The accuracy of a systematic review depends on the quality of the studies included. As demonstrated in our quality assessment, many items regarding the risk of bias were unclear. Sensitivity and specificity calculations are extremely sensitive to the design of a study and influenced by many factors, such as virus prevalence, predominant circulating virus strain, time from illness onset to sample collection, type and quality of respiratory specimen, age, and disease severity [11, 29]. In many studies that evaluated specific rapid tests, these items were lacking or unclear. This is a major limitation in diagnostic accuracy studies in general. Comparisons between tests should be ideally performed in the same study, against the same reference standard, and in the same patients.
Future Perspectives
In the current era of emerging novel respiratory viruses, there is a growing need for rapid, sensitive, and specific identification of viral pathogens to allow effective prompt antimicrobial therapy, decrease extra diagnostic testing, and implement pathogen-specific infection control measures. Rapid tests have the potential to fulfill these needs, but one should be aware of their current limitations in diagnostic performance and range of pathogens identified.

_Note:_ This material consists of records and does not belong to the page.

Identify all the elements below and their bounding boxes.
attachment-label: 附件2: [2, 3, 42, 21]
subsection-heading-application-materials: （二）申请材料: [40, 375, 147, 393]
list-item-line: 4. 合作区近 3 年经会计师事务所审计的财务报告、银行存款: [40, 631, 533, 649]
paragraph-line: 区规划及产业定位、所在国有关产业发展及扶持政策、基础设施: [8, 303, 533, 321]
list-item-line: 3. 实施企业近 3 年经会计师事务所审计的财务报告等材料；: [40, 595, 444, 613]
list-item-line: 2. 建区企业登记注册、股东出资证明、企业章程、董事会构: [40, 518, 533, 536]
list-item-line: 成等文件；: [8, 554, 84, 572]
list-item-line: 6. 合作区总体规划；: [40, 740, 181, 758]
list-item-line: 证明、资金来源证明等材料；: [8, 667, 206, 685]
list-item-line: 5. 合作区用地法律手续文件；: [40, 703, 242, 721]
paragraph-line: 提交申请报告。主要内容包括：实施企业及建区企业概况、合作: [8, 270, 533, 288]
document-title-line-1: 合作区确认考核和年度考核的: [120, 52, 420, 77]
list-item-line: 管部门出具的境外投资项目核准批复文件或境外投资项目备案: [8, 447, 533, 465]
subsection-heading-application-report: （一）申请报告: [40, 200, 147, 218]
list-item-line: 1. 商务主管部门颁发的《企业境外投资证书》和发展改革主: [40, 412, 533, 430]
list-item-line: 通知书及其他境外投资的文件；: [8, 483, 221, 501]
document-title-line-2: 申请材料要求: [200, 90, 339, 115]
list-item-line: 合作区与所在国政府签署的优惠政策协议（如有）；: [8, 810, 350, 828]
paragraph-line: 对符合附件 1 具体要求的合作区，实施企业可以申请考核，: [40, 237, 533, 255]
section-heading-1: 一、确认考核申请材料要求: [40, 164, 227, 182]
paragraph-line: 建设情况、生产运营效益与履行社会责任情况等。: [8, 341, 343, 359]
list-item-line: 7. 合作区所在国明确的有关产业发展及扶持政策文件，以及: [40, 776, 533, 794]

More sensitive and specific rapid multiplex molecular assays are in development. They have the potential to rapidly and accurately identify not only respiratory viruses but also bacteria. Fully automated molecular methods are commercially available and presented as designed to be operated at the point of care [30]. Although these newer tests seem to perform comparably to laboratory-operated PCRs, comprehensive state-of-the-art clinical evaluations are lacking. Besides, in addition to high costs and low sample throughput, major drawbacks of these newer diagnostic devices are the technical complexity of the tests and their dependence on electronic devices [31, 32], limiting their opportunities for direct point-of-care use.
In the upcoming years, the nonmolecular rapid tests will still have a role in practical patient care. It is important for clinicians to be aware of their availability and performance characteristics. Our systematic review provides a helpful tool in this understanding. Although some studies have already evaluated the impact of rapid diagnostics on patient management [33–35], randomized controlled trials are needed to assess the clinical relevance of rapid tests in terms of clinically relevant outcomes, such as antibiotic use, length of hospital stay, and cost efficiency. In addition, point-of-care testing requires novel strategies for logistics and organization [36]. For successful implementation of rapid tests in the clinic, a laboratory test validation is not sufficient and a high-quality evaluation at the point of care is required.
Supplementary Data
Supplementary materials are available at Clinical Infectious Diseases online. Consisting of data provided by the authors to benefit the reader, the posted materials are not copyedited and are the sole responsibility of the authors, so questions or comments should be addressed to the corresponding author.
Notes
Financial support. This work was supported by the European Union’s Seventh Framework People Programme (Research Executive Agency grant 612308).
Disclaimer. The funding source had no role in study design, collection, analysis, or interpretation of the data or writing of the report.
Potential conflicts of interest. All authors: No reported conflicts of interest. All authors have submitted the ICMJE Form for Disclosure of Potential Conflicts of Interest. Conflicts that the editors consider relevant to the content of the manuscript have been disclosed.